George Rogers Clark - Early Years

Early Years

George Rogers Clark was born on November 19, 1752 in Charlottesville, Virginia, near the home of Thomas Jefferson. He was the second of ten children of John Clark and Ann Rogers Clark, who were Anglicans of English and Scots ancestry. Five of their six sons became officers during the American Revolutionary War. Their youngest son, William Clark, was too young to fight in the Revolution, but later became famous as a leader of the Lewis and Clark Expedition. In about 1756, after the outbreak of the French and Indian War (part of the worldwide Seven Years' War), the family moved away from the frontier to Caroline County, Virginia, and lived on a 400-acre (1.6 km2) plantation that later grew to over 2,000 acres (8.1 km2).

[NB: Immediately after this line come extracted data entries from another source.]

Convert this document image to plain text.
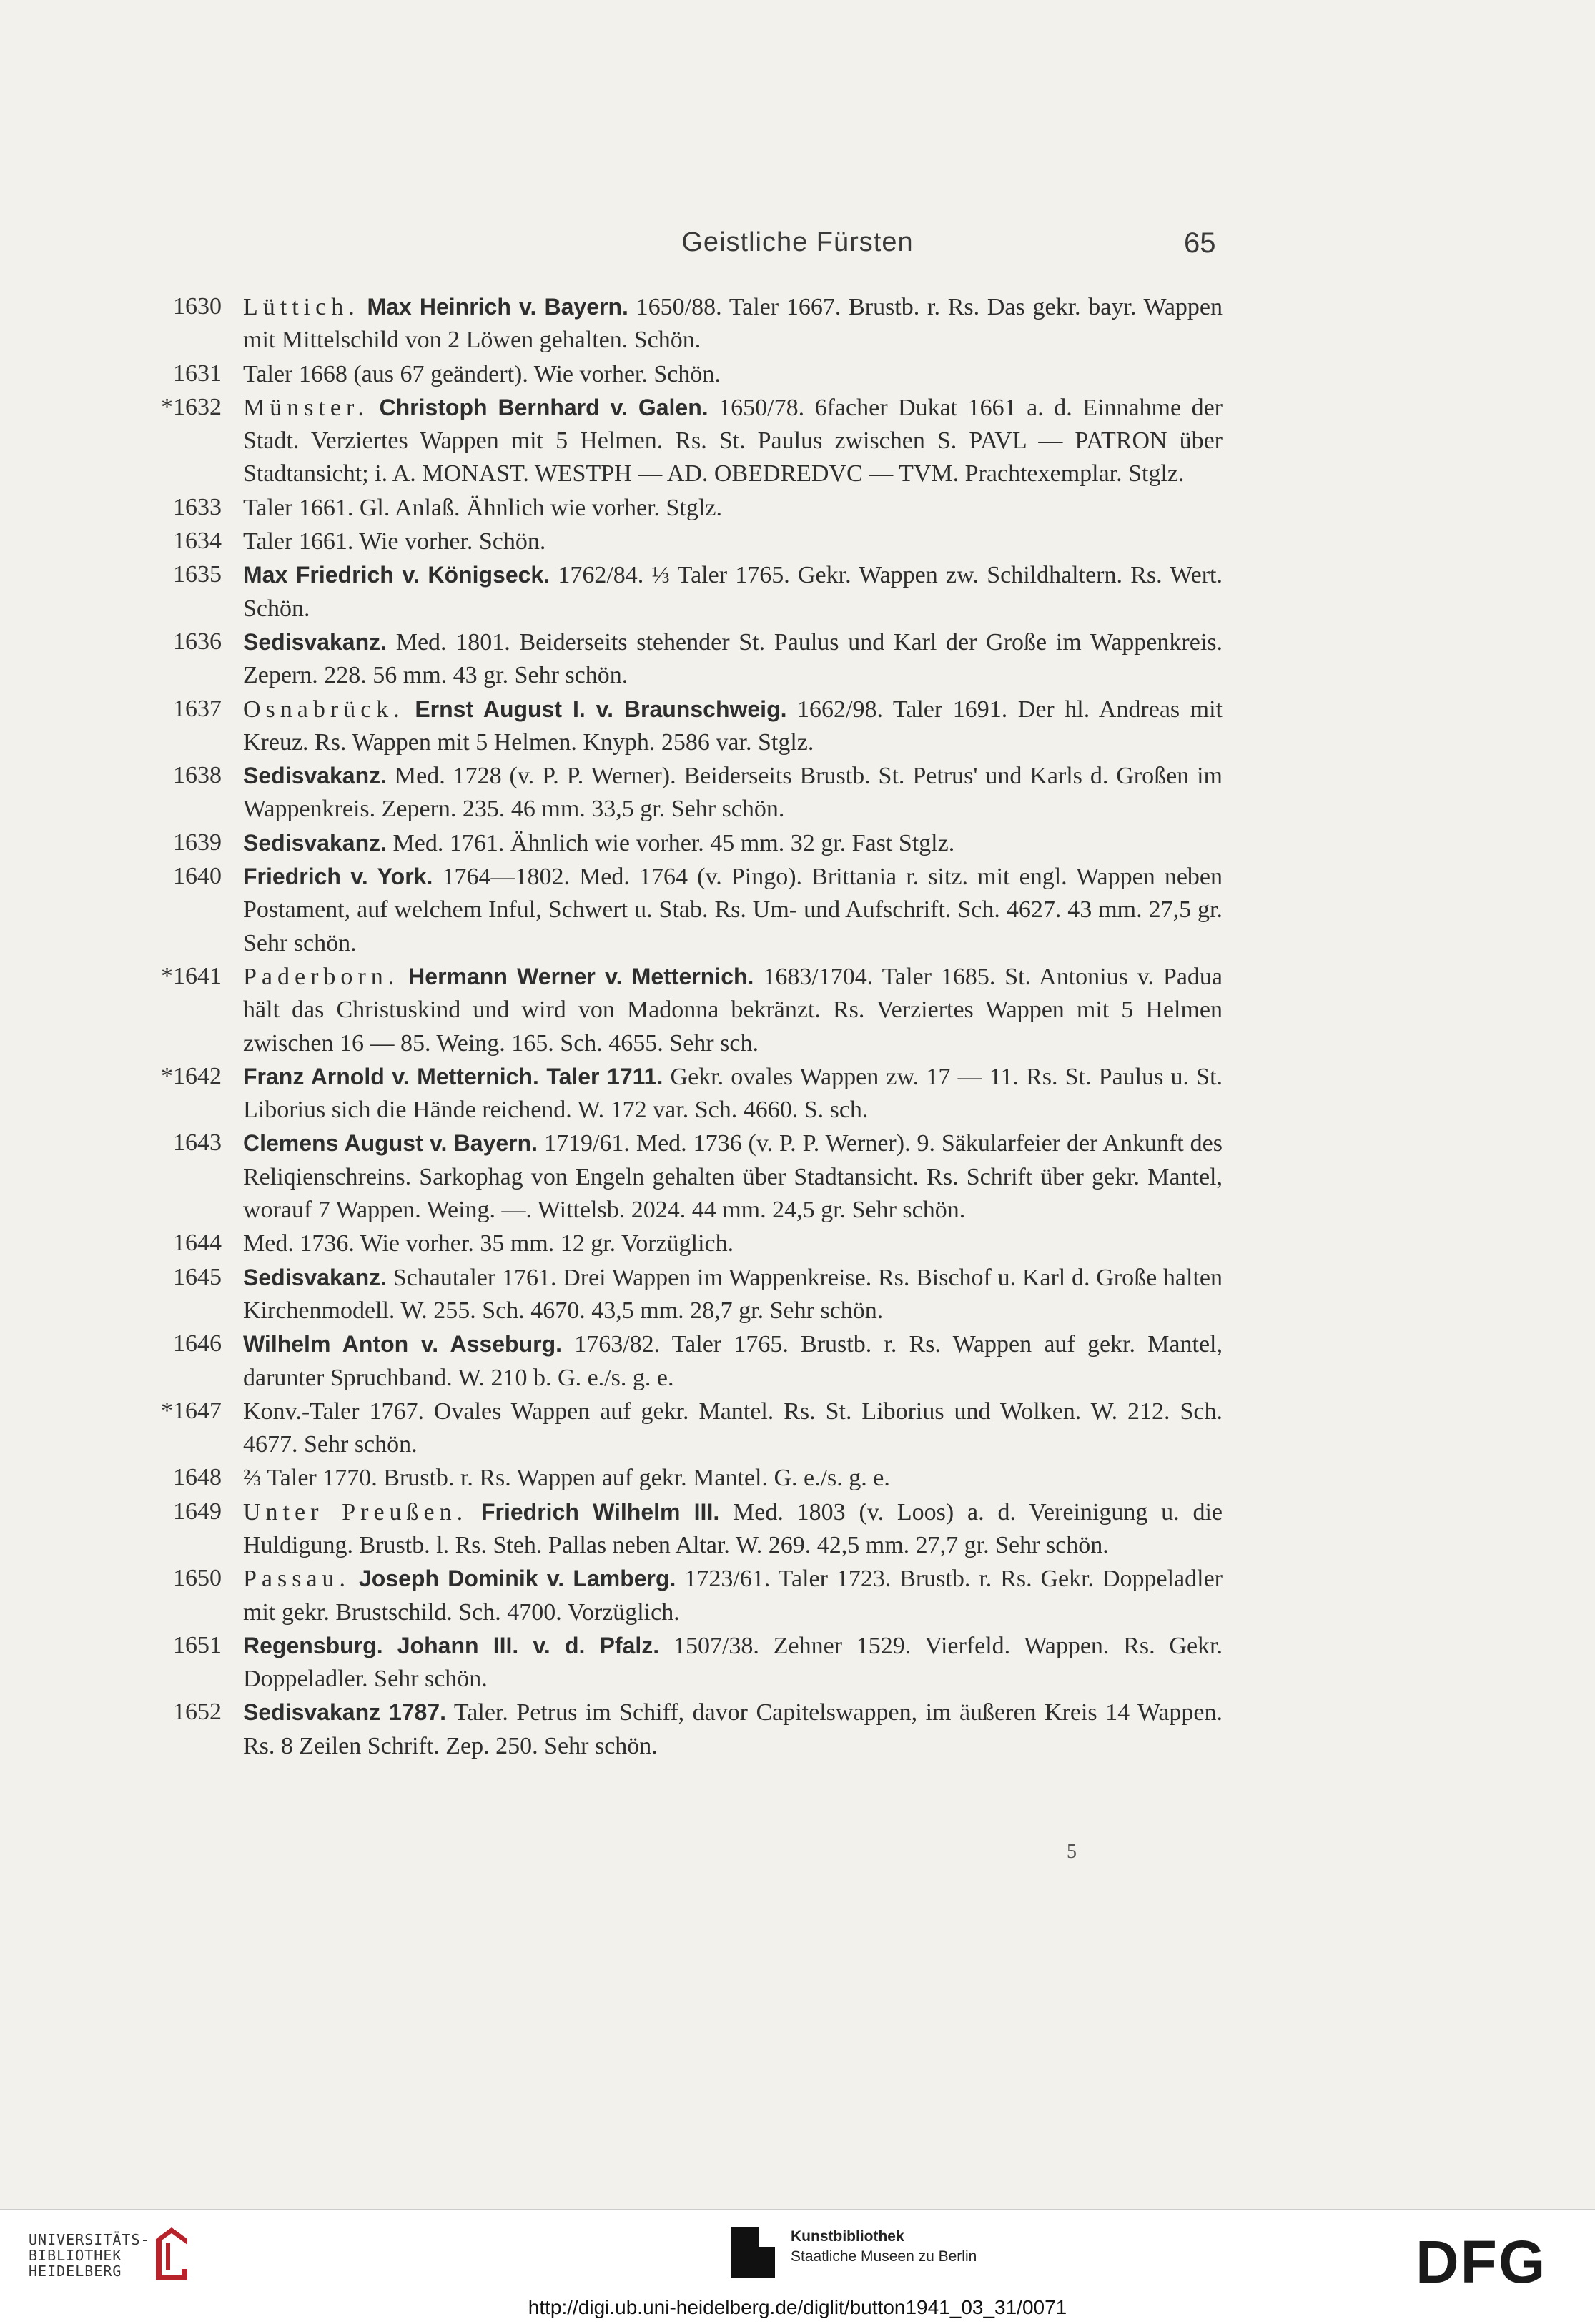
Geistliche Fürsten	65
1630 Lüttich. Max Heinrich v. Bayern. 1650/88. Taler 1667. Brustb. r. Rs. Das gekr. bayr. Wappen mit Mittelschild von 2 Löwen gehalten. Schön.
1631 Taler 1668 (aus 67 geändert). Wie vorher. Schön.
*1632 Münster. Christoph Bernhard v. Galen. 1650/78. 6facher Dukat 1661 a. d. Einnahme der Stadt. Verziertes Wappen mit 5 Helmen. Rs. St. Paulus zwischen S. PAVL — PATRON über Stadtansicht; i. A. MONAST. WESTPH — AD. OBEDREDVC — TVM. Prachtexemplar. Stglz.
1633 Taler 1661. Gl. Anlaß. Ähnlich wie vorher. Stglz.
1634 Taler 1661. Wie vorher. Schön.
1635 Max Friedrich v. Königseck. 1762/84. ⅓ Taler 1765. Gekr. Wappen zw. Schildhaltern. Rs. Wert. Schön.
1636 Sedisvakanz. Med. 1801. Beiderseits stehender St. Paulus und Karl der Große im Wappenkreis. Zepern. 228. 56 mm. 43 gr. Sehr schön.
1637 Osnabrück. Ernst August I. v. Braunschweig. 1662/98. Taler 1691. Der hl. Andreas mit Kreuz. Rs. Wappen mit 5 Helmen. Knyph. 2586 var. Stglz.
1638 Sedisvakanz. Med. 1728 (v. P. P. Werner). Beiderseits Brustb. St. Petrus' und Karls d. Großen im Wappenkreis. Zepern. 235. 46 mm. 33,5 gr. Sehr schön.
1639 Sedisvakanz. Med. 1761. Ähnlich wie vorher. 45 mm. 32 gr. Fast Stglz.
1640 Friedrich v. York. 1764—1802. Med. 1764 (v. Pingo). Brittania r. sitz. mit engl. Wappen neben Postament, auf welchem Inful, Schwert u. Stab. Rs. Um- und Aufschrift. Sch. 4627. 43 mm. 27,5 gr. Sehr schön.
*1641 Paderborn. Hermann Werner v. Metternich. 1683/1704. Taler 1685. St. Antonius v. Padua hält das Christuskind und wird von Madonna bekränzt. Rs. Verziertes Wappen mit 5 Helmen zwischen 16 — 85. Weing. 165. Sch. 4655. Sehr sch.
*1642 Franz Arnold v. Metternich. Taler 1711. Gekr. ovales Wappen zw. 17 — 11. Rs. St. Paulus u. St. Liborius sich die Hände reichend. W. 172 var. Sch. 4660. S. sch.
1643 Clemens August v. Bayern. 1719/61. Med. 1736 (v. P. P. Werner). 9. Säkularfeier der Ankunft des Reliqienschreins. Sarkophag von Engeln gehalten über Stadtansicht. Rs. Schrift über gekr. Mantel, worauf 7 Wappen. Weing. —. Wittelsb. 2024. 44 mm. 24,5 gr. Sehr schön.
1644 Med. 1736. Wie vorher. 35 mm. 12 gr. Vorzüglich.
1645 Sedisvakanz. Schautaler 1761. Drei Wappen im Wappenkreise. Rs. Bischof u. Karl d. Große halten Kirchenmodell. W. 255. Sch. 4670. 43,5 mm. 28,7 gr. Sehr schön.
1646 Wilhelm Anton v. Asseburg. 1763/82. Taler 1765. Brustb. r. Rs. Wappen auf gekr. Mantel, darunter Spruchband. W. 210 b. G. e./s. g. e.
*1647 Konv.-Taler 1767. Ovales Wappen auf gekr. Mantel. Rs. St. Liborius und Wolken. W. 212. Sch. 4677. Sehr schön.
1648 ⅔ Taler 1770. Brustb. r. Rs. Wappen auf gekr. Mantel. G. e./s. g. e.
1649 Unter Preußen. Friedrich Wilhelm III. Med. 1803 (v. Loos) a. d. Vereinigung u. die Huldigung. Brustb. l. Rs. Steh. Pallas neben Altar. W. 269. 42,5 mm. 27,7 gr. Sehr schön.
1650 Passau. Joseph Dominik v. Lamberg. 1723/61. Taler 1723. Brustb. r. Rs. Gekr. Doppeladler mit gekr. Brustschild. Sch. 4700. Vorzüglich.
1651 Regensburg. Johann III. v. d. Pfalz. 1507/38. Zehner 1529. Vierfeld. Wappen. Rs. Gekr. Doppeladler. Sehr schön.
1652 Sedisvakanz 1787. Taler. Petrus im Schiff, davor Capitelswappen, im äußeren Kreis 14 Wappen. Rs. 8 Zeilen Schrift. Zep. 250. Sehr schön.
5
UNIVERSITÄTS-
BIBLIOTHEK
HEIDELBERG
Kunstbibliothek
Staatliche Museen zu Berlin	DFG
http://digi.ub.uni-heidelberg.de/diglit/button1941_03_31/0071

Little is known of Clark's schooling. He lived with his grandfather so he could attend Donald Robertson's school with James Madison and John Taylor of Caroline and received a common education. He was also tutored at home, as was usual for Virginian planters' children of the period. Becoming a planter, he was taught to survey land by his grandfather.

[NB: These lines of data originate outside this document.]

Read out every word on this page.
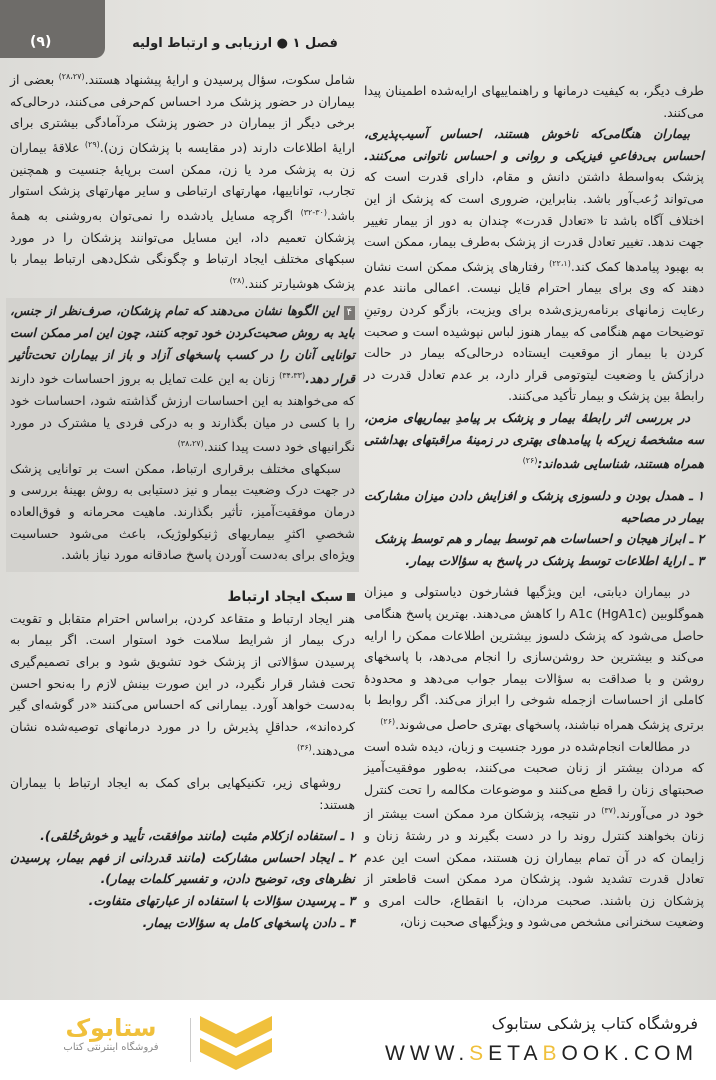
(۹)	فصل ۱ ● ارزیابی و ارتباط اولیه

شامل سکوت، سؤال پرسیدن و ارایهٔ پیشنهاد هستند.$^{(۲۸،۲۷)}$ بعضی از بیماران در حضور پزشک مرد احساس کم‌حرفی می‌کنند، درحالی‌که برخی دیگر از بیماران در حضور پزشک مردآمادگی بیشتری برای ارایهٔ اطلاعات دارند (در مقایسه با پزشکان زن).$^{(۲۹)}$ علاقهٔ بیماران زن به پزشک مرد یا زن، ممکن است برپایهٔ جنسیت و همچنین تجارب، تواناییها، مهارتهای ارتباطی و سایر مهارتهای پزشک استوار باشد.$^{(۳۰-۳۲)}$ اگرچه مسایل یادشده را نمی‌توان به‌روشنی به همهٔ پزشکان تعمیم داد، این مسایل می‌توانند پزشکان را در مورد سبکهای مختلف ایجاد ارتباط و چگونگی شکل‌دهی ارتباط بیمار با پزشک هوشیارتر کنند.$^{(۲۸)}$

۴این الگوها نشان می‌دهند که تمام پزشکان، صرف‌نظر از جنس، باید به روش صحبت‌کردن خود توجه کنند، چون این امر ممکن است توانایی آنان را در کسب پاسخهای آزاد و باز از بیماران تحت‌تأثیر قرار دهد.$^{(۳۴،۳۳)}$ زنان به این علت تمایل به بروز احساسات خود دارند که می‌خواهند به این احساسات ارزش گذاشته شود، احساسات خود را با کسی در میان بگذارند و به درکی فردی یا مشترک در مورد نگرانیهای خود دست پیدا کنند.$^{(۳۸،۲۷)}$

سبکهای مختلف برقراری ارتباط، ممکن است بر توانایی پزشک در جهت درک وضعیت بیمار و نیز دستیابی به روش بهینهٔ بررسی و درمان موفقیت‌آمیز، تأثیر بگذارند. ماهیت محرمانه و فوق‌العاده شخصیِ اکثرِ بیماریهای ژنیکولوژیک، باعث می‌شود حساسیت ویژه‌ای برای به‌دست آوردن پاسخ صادقانه مورد نیاز باشد.

سبک ایجاد ارتباط

هنر ایجاد ارتباط و متقاعد کردن، براساس احترام متقابل و تقویت درک بیمار از شرایط سلامت خود استوار است. اگر بیمار به پرسیدن سؤالاتی از پزشک خود تشویق شود و برای تصمیم‌گیری تحت فشار قرار نگیرد، در این صورت بینش لازم را به‌نحو احسن به‌دست خواهد آورد. بیمارانی که احساس می‌کنند «در گوشه‌ای گیر کرده‌اند»، حداقلِ پذیرش را در مورد درمانهای توصیه‌شده نشان می‌دهند.$^{(۳۶)}$

روشهای زیر، تکنیکهایی برای کمک به ایجاد ارتباط با بیماران هستند:

۱ ـ استفاده ازکلام مثبت (مانند موافقت، تأیید و خوش‌خُلقی).
۲ ـ ایجاد احساس مشارکت (مانند قدردانی از فهم بیمار، پرسیدن نظرهای وی، توضیح دادن، و تفسیر کلمات بیمار).
۳ ـ پرسیدن سؤالات با استفاده از عبارتهای متفاوت.
۴ ـ دادن پاسخهای کامل به سؤالات بیمار.

طرف دیگر، به کیفیت درمانها و راهنماییهای ارایه‌شده اطمینان پیدا می‌کنند.

بیماران هنگامی‌که ناخوش هستند، احساس آسیب‌پذیری، احساس بی‌دفاعیِ فیزیکی و روانی و احساس ناتوانی می‌کنند. پزشک به‌واسطهٔ داشتن دانش و مقام، دارای قدرت است که می‌تواند رُعب‌آور باشد. بنابراین، ضروری است که پزشک از این اختلاف آگاه باشد تا «تعادل قدرت» چندان به دور از بیمار تغییر جهت ندهد. تغییر تعادل قدرت از پزشک به‌طرف بیمار، ممکن است به بهبود پیامدها کمک کند.$^{(۲۲،۱)}$ رفتارهای پزشک ممکن است نشان دهند که وی برای بیمار احترام قایل نیست. اعمالی مانند عدم رعایت زمانهای برنامه‌ریزی‌شده برای ویزیت، بازگو کردن روتینِ توضیحات مهم هنگامی که بیمار هنوز لباس نپوشیده است و صحبت کردن با بیمار از موقعیت ایستاده درحالی‌که بیمار در حالت درازکش یا وضعیت لیتوتومی قرار دارد، بر عدم تعادل قدرت در رابطهٔ بین پزشک و بیمار تأکید می‌کنند.

در بررسی اثر رابطهٔ بیمار و پزشک بر پیامدِ بیماریهای مزمن، سه مشخصهٔ زیرکه با پیامدهای بهتری در زمینهٔ مراقبتهای بهداشتی همراه هستند، شناسایی شده‌اند:$^{(۲۶)}$

۱ ـ همدل بودن و دلسوزی پزشک و افزایش دادن میزان مشارکت بیمار در مصاحبه
۲ ـ ابراز هیجان و احساسات هم توسط بیمار و هم توسط پزشک
۳ ـ ارایهٔ اطلاعات توسط پزشک در پاسخ به سؤالات بیمار.

در بیماران دیابتی، این ویژگیها فشارخون دیاستولی و میزان هموگلوبین A1c (HgA1c) را کاهش می‌دهند. بهترین پاسخ هنگامی حاصل می‌شود که پزشک دلسوز بیشترین اطلاعات ممکن را ارایه می‌کند و بیشترین حد روشن‌سازی را انجام می‌دهد، با پاسخهای روشن و با صداقت به سؤالات بیمار جواب می‌دهد و محدودهٔ کاملی از احساسات ازجمله شوخی را ابراز می‌کند. اگر روابط با برتری پزشک همراه نباشند، پاسخهای بهتری حاصل می‌شوند.$^{(۲۶)}$

در مطالعات انجام‌شده در مورد جنسیت و زبان، دیده شده است که مردان بیشتر از زنان صحبت می‌کنند، به‌طور موفقیت‌آمیز صحبتهای زنان را قطع می‌کنند و موضوعات مکالمه را تحت کنترل خود در می‌آورند.$^{(۳۷)}$ در نتیجه، پزشکان مرد ممکن است بیشتر از زنان بخواهند کنترل روند را در دست بگیرند و در رشتهٔ زنان و زایمان که در آن تمام بیماران زن هستند، ممکن است این عدم تعادل قدرت تشدید شود. پزشکان مرد ممکن است قاطعتر از پزشکان زن باشند. صحبت مردان، با انقطاع، حالت امری و وضعیت سخنرانی مشخص می‌شود و ویژگیهای صحبت زنان،

ستابوک
فروشگاه اینترنتی کتاب
فروشگاه کتاب پزشکی ستابوک
WWW.SETABOOK.COM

At age nineteen, Clark left his home on his first surveying trip into western Virginia. In 1772, as a twenty-year-old surveyor, Clark made his first trip into Kentucky via the Ohio River at Pittsburgh. Thousands of settlers were entering the area as a result of the Treaty of Fort Stanwix of 1768. In 1774, Clark was preparing to lead an expedition of ninety men down the Ohio River when war broke out with the American Indians. Although most of Kentucky was not inhabited by Indians, several tribes used the area for hunting. The tribes living in the Ohio country had not been party to the treaty signed with the Cherokee, which ceded the Kentucky hunting grounds to Britain for settlement. They attacked the European-American settlers to try to push them out of the area, conflicts that eventually culminated in Lord Dunmore's War. Clark served in the war as a captain in the Virginia militia.